La relocalisation prend le pas sur la délocalisation


Nombreuses sont les entreprises à avoir revu leurs priorités – la fiabilité et la robustesse d’abord, les coûts et la rentabilité ensuite – et donc à investir massivement pour diversifier leurs chaînes d'approvisionnement (parfois encouragées par de généreuses subventions). Certaines rapatrient ainsi une partie de leurs activités industrielles « à la maison », tandis que d’autres les relocalisent sur d’autres territoires.


Face à ces mutations, certains observateurs se demandent si nous sommes entrés dans une phase de « démondialisation ». Pourtant, si l’on examine les échanges commerciaux de ces dernières années, il s’agirait seulement d’un ajustement après les dérèglements causés par la crise financière, puis par la crise sanitaire.


La mondialisation poursuit son chemin, mais change de rythme

Sources : Capital Group, Organisation de coopération et de développement économiques (OCDE), Banque mondiale.

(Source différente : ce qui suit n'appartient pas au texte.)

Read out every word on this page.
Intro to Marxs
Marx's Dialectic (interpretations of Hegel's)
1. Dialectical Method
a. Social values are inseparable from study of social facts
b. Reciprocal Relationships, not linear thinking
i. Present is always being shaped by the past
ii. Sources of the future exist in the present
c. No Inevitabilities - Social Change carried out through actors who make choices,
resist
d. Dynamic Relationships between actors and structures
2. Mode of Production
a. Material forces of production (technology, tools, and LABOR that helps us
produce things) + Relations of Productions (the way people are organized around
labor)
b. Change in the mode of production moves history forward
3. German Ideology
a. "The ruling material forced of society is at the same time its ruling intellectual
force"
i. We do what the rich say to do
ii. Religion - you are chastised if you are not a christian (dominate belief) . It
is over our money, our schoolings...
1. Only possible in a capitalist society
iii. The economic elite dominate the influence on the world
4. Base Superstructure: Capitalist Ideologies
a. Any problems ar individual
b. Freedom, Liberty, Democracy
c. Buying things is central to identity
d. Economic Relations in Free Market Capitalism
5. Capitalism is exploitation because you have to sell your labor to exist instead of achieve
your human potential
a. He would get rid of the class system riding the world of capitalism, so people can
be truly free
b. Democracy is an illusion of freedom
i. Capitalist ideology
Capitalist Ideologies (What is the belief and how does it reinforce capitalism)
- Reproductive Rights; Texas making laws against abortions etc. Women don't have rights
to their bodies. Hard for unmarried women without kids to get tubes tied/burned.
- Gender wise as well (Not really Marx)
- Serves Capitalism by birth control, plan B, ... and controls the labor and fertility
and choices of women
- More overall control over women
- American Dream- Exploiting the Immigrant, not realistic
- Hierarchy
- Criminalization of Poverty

Calcul du commerce mondial : somme de toutes les exportations et importations de biens et services. Représenté ci-dessus en pourcentage du PIB mondial. Données sur les échanges commerciaux de 2021.

« Il ressort de notre analyse et de nos discussions avec les entreprises que nous n’assistons pas vraiment à une démondialisation. Il serait plus exact de parler d’une réorganisation des chaînes d’approvisionnement mondiales », déclare Rob Lovelace, gérant de portefeuille chez Capital Group. « Et je ne pense pas que ce soit si dramatique que cela si l'on considère la croissance rapide du commerce en ligne, qui est plus difficile à mesurer à l'aide d’indicateurs traditionnels, par rapport au commerce physique. »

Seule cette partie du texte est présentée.